Все молоко в вымышленных реках немедленно свернулось бы, знай они, как быстро все пойдет прахом. Знай они, что за десять лет их веселые насмешки над отталкивающими явлениями в церкви у нас на глазах выльются в смертельную схватку за религию. Что один из европейских учеников Эразма, брат Мартин из Виттенберга, зайдет в своих требованиях церковной реформы так далеко, что немецкие крестьяне начнут сжигать кирхи, отрекутся от папы и объявят войну всем духовным и светским правителям. Что отец после этого перестанет верить, будто порочную церковь можно реформировать, поступит на королевскую службу, разбогатеет и превратится в рьяного защитника католической веры от новых реформаторов-радикалов, которых он теперь называл еретиками, — перемена настолько впечатляющая, что мы не осмеливались не только обсуждать, но даже упоминать ее. Что Эразм, единственный из всех помнивший, как с восшествием на престол нового короля все надеялись на наступление более цивилизованной эпохи терпимости, уедет из нашего дома, вернется в Европу и оттуда напишет своему великому английскому другу по-стариковски озабоченное письмо, где словно бы в шутку назовет его «вполне придворным» и выразит свое недоумение дурной реальностью, в которую превратились его благородные мечты.

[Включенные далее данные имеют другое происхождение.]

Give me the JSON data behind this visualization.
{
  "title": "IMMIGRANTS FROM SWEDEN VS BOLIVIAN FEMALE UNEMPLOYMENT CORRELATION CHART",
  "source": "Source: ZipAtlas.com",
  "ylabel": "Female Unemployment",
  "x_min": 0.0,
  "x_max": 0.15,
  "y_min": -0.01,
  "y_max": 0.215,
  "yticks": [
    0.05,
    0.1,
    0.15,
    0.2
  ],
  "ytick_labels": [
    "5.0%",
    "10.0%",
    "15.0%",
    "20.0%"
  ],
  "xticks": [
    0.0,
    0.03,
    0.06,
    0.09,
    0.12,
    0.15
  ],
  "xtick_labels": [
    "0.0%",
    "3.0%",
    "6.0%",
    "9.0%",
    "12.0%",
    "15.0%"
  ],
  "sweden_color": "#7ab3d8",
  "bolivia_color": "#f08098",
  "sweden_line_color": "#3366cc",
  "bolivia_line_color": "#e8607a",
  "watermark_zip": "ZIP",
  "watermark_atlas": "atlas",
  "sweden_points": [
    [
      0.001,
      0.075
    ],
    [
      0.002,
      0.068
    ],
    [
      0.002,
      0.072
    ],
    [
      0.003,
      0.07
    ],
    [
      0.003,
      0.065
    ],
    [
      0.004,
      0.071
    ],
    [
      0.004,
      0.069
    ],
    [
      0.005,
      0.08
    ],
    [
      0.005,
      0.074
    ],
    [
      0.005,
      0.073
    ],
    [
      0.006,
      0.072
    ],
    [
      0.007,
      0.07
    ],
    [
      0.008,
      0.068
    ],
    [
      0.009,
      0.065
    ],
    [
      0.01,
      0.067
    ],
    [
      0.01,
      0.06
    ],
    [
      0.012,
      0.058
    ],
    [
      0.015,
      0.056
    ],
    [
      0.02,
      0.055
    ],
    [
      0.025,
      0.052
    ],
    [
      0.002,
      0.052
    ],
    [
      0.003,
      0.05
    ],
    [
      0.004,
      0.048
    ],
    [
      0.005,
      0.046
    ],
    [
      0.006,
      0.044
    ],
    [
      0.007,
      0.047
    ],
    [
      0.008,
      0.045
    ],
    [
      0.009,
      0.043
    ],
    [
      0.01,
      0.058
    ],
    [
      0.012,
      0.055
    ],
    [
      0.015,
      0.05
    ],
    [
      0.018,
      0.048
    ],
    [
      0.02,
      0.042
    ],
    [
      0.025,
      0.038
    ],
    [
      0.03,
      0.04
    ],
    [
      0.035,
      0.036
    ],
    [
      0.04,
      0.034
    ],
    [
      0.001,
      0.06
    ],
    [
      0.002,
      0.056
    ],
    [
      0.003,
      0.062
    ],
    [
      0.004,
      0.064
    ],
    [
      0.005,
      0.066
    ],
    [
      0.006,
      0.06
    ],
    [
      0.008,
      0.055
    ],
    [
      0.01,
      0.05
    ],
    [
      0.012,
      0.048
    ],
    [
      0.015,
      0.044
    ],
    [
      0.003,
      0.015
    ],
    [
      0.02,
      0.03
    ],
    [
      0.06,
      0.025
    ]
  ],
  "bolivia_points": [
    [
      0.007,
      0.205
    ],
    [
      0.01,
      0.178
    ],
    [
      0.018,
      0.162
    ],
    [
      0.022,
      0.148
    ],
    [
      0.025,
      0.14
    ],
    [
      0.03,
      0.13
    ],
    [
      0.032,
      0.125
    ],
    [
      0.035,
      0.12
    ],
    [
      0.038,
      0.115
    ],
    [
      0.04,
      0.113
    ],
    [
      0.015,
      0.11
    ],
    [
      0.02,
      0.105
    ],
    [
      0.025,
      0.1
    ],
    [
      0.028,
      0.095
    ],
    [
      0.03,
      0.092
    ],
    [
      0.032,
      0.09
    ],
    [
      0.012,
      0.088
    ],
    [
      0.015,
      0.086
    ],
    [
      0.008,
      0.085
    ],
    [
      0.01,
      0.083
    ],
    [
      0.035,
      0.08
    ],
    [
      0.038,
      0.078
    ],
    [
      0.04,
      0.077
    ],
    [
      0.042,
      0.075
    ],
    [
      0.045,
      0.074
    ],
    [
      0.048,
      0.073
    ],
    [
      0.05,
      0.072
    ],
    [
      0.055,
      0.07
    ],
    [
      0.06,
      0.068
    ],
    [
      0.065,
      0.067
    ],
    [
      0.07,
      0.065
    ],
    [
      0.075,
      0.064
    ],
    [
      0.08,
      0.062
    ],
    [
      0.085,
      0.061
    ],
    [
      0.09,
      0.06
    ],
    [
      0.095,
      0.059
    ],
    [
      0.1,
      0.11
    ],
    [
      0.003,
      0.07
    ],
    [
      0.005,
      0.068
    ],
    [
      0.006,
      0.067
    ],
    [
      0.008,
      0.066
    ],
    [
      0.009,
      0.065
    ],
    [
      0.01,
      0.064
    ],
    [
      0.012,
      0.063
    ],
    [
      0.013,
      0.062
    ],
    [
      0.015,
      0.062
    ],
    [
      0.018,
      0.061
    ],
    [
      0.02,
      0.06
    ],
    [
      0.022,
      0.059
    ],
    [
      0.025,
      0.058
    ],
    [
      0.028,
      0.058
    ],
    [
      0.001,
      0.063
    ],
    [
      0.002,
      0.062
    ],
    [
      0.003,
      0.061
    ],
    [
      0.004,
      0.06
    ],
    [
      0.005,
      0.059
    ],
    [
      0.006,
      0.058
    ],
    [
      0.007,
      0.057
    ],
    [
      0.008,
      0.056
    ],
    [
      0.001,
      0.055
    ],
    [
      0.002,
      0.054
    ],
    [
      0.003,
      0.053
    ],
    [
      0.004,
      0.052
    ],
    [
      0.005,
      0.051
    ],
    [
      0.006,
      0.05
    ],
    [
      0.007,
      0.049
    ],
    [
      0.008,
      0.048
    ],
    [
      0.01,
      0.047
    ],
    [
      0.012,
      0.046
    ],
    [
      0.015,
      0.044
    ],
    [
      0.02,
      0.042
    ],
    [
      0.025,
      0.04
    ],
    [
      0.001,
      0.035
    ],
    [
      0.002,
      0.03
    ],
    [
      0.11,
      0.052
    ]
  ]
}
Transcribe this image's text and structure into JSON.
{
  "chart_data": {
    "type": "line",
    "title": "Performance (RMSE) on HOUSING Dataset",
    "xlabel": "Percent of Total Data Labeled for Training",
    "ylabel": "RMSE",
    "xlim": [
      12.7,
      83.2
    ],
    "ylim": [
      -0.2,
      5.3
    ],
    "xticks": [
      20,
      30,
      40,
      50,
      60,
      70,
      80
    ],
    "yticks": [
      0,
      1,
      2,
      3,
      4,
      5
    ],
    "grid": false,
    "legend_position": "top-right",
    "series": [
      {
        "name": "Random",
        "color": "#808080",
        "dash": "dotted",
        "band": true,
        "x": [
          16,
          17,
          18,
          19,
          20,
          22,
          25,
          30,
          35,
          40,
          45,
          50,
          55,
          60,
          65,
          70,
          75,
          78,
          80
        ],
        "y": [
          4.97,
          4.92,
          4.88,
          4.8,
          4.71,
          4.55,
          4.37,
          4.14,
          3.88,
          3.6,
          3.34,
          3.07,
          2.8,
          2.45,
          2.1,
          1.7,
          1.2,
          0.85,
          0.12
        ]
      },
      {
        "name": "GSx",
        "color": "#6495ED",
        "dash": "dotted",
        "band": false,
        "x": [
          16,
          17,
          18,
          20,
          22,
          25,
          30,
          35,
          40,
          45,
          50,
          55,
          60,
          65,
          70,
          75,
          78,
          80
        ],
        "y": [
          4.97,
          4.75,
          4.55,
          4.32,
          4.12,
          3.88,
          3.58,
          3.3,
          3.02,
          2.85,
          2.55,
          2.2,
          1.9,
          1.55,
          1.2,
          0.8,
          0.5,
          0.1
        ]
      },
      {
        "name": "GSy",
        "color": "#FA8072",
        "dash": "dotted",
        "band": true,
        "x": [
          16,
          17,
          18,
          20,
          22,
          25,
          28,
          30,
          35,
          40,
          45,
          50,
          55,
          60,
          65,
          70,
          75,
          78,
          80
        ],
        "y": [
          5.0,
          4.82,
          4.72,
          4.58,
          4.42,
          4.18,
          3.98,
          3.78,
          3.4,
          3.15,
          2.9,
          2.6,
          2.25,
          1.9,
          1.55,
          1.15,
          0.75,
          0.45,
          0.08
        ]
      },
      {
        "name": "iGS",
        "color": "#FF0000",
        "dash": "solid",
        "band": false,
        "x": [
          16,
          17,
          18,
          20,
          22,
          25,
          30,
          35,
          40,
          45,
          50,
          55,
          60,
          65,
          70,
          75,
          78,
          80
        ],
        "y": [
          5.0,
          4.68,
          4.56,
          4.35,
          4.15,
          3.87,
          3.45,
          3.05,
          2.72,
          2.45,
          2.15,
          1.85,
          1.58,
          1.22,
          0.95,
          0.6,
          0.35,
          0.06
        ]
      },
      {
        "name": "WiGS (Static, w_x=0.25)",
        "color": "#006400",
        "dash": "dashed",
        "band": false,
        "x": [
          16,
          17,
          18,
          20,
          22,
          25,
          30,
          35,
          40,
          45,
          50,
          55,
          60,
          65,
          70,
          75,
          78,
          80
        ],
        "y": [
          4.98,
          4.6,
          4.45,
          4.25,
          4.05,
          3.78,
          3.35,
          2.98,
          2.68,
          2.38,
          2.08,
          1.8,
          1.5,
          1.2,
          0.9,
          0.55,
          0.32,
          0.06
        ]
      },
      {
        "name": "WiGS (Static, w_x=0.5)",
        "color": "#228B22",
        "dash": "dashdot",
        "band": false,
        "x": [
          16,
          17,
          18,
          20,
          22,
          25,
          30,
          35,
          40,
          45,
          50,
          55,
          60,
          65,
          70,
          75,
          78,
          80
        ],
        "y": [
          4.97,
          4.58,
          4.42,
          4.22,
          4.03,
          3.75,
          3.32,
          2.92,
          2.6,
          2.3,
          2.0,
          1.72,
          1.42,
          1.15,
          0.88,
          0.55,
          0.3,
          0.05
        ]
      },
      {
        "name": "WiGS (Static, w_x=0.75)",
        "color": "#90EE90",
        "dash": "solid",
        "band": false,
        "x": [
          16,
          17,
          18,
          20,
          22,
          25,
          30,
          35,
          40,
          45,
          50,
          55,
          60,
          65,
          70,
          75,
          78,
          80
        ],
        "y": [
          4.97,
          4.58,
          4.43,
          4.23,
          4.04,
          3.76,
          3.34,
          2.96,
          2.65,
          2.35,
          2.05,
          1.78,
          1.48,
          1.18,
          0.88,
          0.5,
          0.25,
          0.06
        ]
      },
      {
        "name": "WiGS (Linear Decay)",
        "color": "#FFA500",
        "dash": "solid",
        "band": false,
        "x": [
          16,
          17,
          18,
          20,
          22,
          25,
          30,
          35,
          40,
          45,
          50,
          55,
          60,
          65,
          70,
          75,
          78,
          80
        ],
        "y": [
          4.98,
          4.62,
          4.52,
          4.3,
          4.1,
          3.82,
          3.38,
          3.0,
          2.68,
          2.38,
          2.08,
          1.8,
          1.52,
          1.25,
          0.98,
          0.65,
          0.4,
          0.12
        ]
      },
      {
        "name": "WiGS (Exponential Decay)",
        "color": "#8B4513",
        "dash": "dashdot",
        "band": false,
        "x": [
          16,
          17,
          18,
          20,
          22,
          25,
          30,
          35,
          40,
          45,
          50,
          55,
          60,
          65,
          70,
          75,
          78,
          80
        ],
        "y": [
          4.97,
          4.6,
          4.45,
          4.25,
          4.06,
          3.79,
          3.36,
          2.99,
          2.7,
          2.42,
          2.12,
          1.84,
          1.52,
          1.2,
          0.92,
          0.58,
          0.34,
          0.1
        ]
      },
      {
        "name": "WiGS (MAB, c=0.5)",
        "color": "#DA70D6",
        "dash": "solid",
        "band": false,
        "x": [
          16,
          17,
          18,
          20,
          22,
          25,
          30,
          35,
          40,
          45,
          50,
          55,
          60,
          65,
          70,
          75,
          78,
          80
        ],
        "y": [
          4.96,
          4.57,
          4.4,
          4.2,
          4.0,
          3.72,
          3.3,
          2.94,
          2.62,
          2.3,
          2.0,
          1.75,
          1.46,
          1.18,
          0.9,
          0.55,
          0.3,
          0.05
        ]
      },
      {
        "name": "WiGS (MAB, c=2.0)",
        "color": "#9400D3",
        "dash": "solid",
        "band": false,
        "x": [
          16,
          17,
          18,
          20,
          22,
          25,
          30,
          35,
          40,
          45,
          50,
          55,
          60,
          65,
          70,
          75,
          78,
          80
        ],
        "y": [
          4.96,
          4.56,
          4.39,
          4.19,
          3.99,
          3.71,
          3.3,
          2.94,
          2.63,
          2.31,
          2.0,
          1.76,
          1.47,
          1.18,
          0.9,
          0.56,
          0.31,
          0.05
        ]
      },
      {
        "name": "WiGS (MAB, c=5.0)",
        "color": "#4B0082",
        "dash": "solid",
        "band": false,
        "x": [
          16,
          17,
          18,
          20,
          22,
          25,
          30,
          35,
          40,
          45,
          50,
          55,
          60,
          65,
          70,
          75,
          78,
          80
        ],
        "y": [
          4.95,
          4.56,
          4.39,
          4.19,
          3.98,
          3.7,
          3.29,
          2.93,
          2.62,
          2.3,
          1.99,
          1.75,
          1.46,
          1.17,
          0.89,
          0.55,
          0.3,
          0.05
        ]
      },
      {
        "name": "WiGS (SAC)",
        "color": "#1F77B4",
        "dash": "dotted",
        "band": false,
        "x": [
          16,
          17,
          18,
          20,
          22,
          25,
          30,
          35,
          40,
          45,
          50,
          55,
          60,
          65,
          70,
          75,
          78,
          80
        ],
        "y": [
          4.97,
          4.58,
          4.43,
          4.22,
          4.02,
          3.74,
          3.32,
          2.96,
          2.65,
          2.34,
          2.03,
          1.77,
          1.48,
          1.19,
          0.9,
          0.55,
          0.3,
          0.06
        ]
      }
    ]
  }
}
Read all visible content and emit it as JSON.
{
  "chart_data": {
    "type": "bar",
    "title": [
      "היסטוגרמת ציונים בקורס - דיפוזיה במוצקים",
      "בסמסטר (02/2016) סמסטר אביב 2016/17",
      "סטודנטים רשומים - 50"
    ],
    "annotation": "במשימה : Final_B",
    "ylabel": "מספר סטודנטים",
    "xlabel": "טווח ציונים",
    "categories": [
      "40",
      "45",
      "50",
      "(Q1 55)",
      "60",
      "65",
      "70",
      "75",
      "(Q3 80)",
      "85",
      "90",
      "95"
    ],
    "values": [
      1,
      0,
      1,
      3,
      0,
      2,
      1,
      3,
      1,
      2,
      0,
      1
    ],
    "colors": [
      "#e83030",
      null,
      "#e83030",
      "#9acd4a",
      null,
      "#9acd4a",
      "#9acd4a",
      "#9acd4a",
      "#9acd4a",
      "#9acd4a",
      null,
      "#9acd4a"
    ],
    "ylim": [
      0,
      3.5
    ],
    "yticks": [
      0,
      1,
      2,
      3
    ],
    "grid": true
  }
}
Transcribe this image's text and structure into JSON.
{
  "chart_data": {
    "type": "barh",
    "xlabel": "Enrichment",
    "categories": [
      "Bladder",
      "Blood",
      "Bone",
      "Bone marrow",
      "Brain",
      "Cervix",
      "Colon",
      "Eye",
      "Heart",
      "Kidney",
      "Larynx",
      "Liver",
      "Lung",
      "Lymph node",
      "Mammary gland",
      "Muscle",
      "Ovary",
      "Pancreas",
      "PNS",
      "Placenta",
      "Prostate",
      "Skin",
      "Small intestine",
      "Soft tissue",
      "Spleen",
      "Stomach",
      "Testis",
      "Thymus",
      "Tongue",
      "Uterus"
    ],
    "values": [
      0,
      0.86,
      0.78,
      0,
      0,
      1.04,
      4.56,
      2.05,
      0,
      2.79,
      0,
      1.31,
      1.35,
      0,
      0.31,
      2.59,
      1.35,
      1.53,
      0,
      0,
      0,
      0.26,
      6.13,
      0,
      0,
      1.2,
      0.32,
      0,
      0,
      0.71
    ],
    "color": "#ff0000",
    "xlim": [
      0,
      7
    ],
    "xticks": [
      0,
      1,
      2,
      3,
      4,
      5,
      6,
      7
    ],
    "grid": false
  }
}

Но и тогда счастливые гуманисты не могли сидеть сложа руки и просто радоваться тому чуду, что еще живы в стране молочных рек и кисельных берегов. Ведь в ознаменование начала Золотого века нужно что-то делать. Так возникла школа при соборе Святого Павла. Потом, подсчитав, сколько детей он собрал в своем доме — четверо его собственных плюс сироты (я, Джайлз и Анна), — отец убедил Джона Колета дать ему школьного учителя и основал домашнюю гуманистическую академию.

Комнаты Джона Клемента располагались наверху старомодного каменного дома в Лондоне, где мы выросли. Дом со скрипучими деревянными полами и немыслимым количеством темных узких коридоров и укромных уголков напоминал корабль, и ему, естественно, дали нежное прозвище Старая Барка. Джон жил в другом конце коридора, рядом с Эразмом и Аммонием. По территории взрослых нам предписывалось во время игр ходить быстро и на цыпочках, чтобы не мешать им думать.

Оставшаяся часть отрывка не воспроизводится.